LANGIT7.ID, Jakarta - Kementerian Pariwisata dan Ekonomi Kreatif (Kemenparekraf) angkat bicara mengenai imbauan UNESCO yang meminta Pemerintah Indonesia menunda sementara pengerjaan proyek infrastruktur di Taman Nasional Komodo (TNK). Hal tersebut diklaim bisa berdampak pada habitat Komodo yang ada di TNK.
Menteri Pariwisata dan Ekonomi Kreatif Sandiaga Uno, mengatakan bahwa penataan sarana dan prasarana pariwisata di TNK karena banyaknya fasilitas yang sudah rusak. Menurutnya, perbaikan infrastruktur ini demi keselamatan pengunjung dan juga keberlanjutan lingkungan.
"Waktu saya berkunjung ke Taman Nasional Komodo itu, saya melihat memang banyak fasilitas yang perlu diperbaiki, seperti pondok para ranger, pemandi dan peneliti, plaza deck, resting post, elevated deck, reservoir tank, distribution pipeline, ruang tunggu wisatawan, dan ruang informasi. Seluruh penataan tidak akan mengakibatkan dampak negatif terhadap Outstanding Universal Value (OUV) situs warisan alam dunia Taman Nasional Komodo," kata Sandiaga, Senin (9/8).
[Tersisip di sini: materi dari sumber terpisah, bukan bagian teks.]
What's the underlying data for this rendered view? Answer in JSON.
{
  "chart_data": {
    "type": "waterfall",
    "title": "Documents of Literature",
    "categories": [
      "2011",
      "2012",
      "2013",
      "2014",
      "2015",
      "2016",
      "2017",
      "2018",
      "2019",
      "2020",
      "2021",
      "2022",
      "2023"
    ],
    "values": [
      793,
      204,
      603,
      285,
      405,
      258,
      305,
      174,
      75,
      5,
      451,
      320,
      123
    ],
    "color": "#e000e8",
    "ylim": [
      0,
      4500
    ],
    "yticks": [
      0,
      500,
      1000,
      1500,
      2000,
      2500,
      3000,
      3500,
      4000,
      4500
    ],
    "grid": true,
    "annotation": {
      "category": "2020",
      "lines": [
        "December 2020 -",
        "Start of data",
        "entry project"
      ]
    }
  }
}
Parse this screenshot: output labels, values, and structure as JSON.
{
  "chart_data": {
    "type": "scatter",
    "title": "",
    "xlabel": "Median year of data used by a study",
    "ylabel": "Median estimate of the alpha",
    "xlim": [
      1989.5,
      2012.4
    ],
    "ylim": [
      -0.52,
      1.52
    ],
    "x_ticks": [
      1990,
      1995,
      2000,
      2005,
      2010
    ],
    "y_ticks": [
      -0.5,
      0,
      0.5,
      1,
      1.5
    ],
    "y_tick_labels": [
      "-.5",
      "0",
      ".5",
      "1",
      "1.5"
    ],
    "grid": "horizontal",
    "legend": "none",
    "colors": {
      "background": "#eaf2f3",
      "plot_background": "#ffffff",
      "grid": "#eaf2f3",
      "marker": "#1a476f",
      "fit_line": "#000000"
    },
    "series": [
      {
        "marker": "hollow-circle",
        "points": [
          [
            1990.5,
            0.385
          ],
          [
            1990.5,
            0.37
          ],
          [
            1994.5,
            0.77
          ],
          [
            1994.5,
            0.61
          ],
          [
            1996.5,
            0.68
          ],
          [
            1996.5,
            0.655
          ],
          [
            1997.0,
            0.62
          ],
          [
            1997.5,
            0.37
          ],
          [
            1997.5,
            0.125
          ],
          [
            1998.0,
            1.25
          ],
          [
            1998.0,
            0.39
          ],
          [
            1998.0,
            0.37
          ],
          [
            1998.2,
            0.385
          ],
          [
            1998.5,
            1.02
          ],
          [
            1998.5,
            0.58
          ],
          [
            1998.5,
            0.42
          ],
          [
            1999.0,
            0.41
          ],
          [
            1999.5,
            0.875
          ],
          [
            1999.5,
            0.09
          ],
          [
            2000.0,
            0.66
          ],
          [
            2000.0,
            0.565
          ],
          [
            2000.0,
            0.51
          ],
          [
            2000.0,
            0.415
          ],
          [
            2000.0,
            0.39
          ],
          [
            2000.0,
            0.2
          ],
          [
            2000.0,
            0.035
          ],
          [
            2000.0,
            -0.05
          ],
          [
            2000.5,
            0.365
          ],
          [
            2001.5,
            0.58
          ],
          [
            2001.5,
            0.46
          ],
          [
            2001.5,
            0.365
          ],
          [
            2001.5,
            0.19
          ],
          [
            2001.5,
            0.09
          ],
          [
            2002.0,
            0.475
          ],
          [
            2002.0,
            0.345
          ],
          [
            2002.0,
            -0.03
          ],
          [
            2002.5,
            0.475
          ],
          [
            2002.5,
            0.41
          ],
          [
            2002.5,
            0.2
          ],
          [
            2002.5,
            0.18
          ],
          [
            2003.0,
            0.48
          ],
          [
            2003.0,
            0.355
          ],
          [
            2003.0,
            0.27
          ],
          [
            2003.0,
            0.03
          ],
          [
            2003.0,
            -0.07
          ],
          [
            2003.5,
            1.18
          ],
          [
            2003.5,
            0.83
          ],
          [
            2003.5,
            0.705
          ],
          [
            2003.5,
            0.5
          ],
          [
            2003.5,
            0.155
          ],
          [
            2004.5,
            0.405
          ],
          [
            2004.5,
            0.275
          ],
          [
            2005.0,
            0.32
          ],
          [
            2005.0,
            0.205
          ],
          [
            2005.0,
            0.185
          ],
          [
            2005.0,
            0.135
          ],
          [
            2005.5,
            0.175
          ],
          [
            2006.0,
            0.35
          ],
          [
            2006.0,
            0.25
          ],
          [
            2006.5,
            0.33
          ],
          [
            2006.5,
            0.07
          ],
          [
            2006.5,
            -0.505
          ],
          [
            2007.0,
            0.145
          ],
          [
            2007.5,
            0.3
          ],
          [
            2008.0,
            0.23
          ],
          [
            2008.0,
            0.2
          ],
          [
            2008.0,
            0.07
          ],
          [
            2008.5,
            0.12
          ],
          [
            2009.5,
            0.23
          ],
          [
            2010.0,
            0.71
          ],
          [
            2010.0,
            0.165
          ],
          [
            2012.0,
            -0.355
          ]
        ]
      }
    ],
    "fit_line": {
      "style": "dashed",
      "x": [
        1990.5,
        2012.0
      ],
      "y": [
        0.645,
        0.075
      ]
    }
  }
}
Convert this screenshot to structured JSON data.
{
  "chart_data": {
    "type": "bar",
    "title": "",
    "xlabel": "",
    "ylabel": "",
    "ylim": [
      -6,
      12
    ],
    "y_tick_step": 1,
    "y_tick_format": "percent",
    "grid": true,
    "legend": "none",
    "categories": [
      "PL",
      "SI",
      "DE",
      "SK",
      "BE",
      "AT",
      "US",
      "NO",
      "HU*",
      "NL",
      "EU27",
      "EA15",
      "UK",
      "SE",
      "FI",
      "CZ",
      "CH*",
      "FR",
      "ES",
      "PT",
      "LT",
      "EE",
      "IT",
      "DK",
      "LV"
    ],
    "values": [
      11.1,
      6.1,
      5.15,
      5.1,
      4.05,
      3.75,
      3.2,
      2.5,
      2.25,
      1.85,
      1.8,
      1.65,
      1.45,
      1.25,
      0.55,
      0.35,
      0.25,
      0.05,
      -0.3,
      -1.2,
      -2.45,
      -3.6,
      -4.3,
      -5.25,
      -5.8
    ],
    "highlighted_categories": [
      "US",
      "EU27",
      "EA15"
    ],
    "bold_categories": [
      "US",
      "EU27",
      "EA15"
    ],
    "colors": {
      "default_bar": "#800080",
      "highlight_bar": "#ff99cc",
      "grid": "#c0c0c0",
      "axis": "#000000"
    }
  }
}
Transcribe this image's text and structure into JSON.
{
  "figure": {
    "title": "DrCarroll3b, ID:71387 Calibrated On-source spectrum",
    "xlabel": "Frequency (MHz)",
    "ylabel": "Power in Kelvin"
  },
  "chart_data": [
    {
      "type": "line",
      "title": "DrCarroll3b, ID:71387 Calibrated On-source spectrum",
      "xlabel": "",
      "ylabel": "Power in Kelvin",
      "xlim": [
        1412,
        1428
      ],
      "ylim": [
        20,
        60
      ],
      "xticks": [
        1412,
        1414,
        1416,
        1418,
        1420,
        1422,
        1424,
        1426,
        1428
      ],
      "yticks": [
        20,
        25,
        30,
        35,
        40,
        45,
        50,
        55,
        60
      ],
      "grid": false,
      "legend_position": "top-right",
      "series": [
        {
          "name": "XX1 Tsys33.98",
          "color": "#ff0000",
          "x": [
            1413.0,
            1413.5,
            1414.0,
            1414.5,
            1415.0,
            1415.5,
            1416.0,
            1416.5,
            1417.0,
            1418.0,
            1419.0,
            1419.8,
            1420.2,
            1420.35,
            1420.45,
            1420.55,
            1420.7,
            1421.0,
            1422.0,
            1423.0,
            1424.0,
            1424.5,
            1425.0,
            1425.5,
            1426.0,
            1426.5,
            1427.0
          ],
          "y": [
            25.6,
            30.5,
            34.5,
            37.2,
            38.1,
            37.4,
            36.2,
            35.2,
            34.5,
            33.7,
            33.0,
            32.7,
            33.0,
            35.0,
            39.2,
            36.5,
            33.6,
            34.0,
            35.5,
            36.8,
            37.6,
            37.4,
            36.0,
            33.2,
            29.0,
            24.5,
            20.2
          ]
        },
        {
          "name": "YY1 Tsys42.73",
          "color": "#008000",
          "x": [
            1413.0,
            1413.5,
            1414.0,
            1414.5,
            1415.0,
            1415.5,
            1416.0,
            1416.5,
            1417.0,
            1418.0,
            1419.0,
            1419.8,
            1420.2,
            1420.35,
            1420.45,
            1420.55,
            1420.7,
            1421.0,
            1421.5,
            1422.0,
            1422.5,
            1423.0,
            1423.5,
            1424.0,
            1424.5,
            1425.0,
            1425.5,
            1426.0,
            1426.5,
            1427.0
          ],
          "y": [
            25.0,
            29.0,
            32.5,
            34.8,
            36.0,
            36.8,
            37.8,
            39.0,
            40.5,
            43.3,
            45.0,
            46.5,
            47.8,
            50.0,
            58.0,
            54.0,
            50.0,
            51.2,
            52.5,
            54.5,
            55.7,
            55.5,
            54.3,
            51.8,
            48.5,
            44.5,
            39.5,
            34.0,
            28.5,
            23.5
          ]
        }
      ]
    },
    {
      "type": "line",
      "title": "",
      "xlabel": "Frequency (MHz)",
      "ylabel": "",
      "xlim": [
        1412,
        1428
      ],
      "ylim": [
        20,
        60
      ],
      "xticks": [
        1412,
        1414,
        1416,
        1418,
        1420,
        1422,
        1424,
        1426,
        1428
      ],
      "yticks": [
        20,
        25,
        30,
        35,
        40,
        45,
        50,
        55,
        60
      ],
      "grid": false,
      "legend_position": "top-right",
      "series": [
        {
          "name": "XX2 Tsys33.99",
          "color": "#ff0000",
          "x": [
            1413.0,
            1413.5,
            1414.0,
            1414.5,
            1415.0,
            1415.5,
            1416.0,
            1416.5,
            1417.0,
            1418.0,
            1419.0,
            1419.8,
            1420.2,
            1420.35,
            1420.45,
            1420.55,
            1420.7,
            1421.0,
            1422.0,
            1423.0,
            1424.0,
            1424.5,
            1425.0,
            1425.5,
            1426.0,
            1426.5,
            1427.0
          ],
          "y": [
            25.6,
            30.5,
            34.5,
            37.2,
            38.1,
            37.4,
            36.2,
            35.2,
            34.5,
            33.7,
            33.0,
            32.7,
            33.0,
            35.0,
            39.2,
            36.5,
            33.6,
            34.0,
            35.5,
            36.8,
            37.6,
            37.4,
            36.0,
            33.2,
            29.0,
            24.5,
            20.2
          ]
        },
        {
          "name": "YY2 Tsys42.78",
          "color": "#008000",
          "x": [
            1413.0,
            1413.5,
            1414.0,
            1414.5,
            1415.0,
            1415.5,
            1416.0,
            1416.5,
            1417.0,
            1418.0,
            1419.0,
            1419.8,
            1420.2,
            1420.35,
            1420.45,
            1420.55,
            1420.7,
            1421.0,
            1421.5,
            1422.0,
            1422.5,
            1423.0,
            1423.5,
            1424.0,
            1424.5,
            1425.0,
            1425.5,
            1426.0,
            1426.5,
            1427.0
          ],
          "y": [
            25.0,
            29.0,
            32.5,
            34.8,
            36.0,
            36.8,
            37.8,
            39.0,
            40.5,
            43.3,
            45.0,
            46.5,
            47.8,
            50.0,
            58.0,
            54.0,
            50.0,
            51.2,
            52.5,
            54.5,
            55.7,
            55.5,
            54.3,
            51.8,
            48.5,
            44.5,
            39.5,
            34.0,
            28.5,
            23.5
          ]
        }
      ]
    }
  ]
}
Sandiaga menjelaskan jika pihak Kementerian Lingkungan Hidup dan Kehutanan (KLHK) juga telah memastikan pembangunan di Resort Loh Buaya Pulau Rinca tidak menimbulkan kerusakan yang berdampak negatif pada OUV.
"Semuanya telah berdasarkan hasil kajian penyempurnaan Environmental Impact Assessment (EIA) yang dilakukan bersama oleh lintas kementerian/lembaga serta pakar lainnya yang terus disesuaikan dengan kaidah-kaidah yang ditetapkan IUCN (Uni Internasional untuk Konservasi Alam). Jadi jangan khawatir, karena kita mengutamakan keberlanjutan lingkungan dan konservasi," jelasnya.
Sementara itu, terkait permintaan revisi amdal oleh UNESCO, Sandiaga mengatakan KLHK sedang menyiapkan revisi tersebut. Setidaknya hasil revisi akan diserahkan paling lambat September 2021.
"Saya memperoleh informasi dari Ditjen KSDAE KLHK yang menyampaikan dalam bulan Agustus-September 2021 ini revisi tersebut akan selesai dan diserahkan ke WHC (Situs Warisan Dunia UNESCO)," terangnya.
Seperti diketahui, UNESCO telah meminta Pemerintah Indonesia menyetop sementara pengerjaan proyek infrastruktur di Taman Nasional Komodo dan sekitarnya. Lembaga itu menganggap bahwa dalam prosesnya bisa berdampak pada habitat Komodo di sana.
IUCN dan WHC juga akan mengkaji revisi amdal itu sebelum sidang ke-45 digelar pada Februari 2022 mendatang. Kini, kelanjutan proyek infrastruktur harus menunggu hasil evaluasi dari sidang tersebut.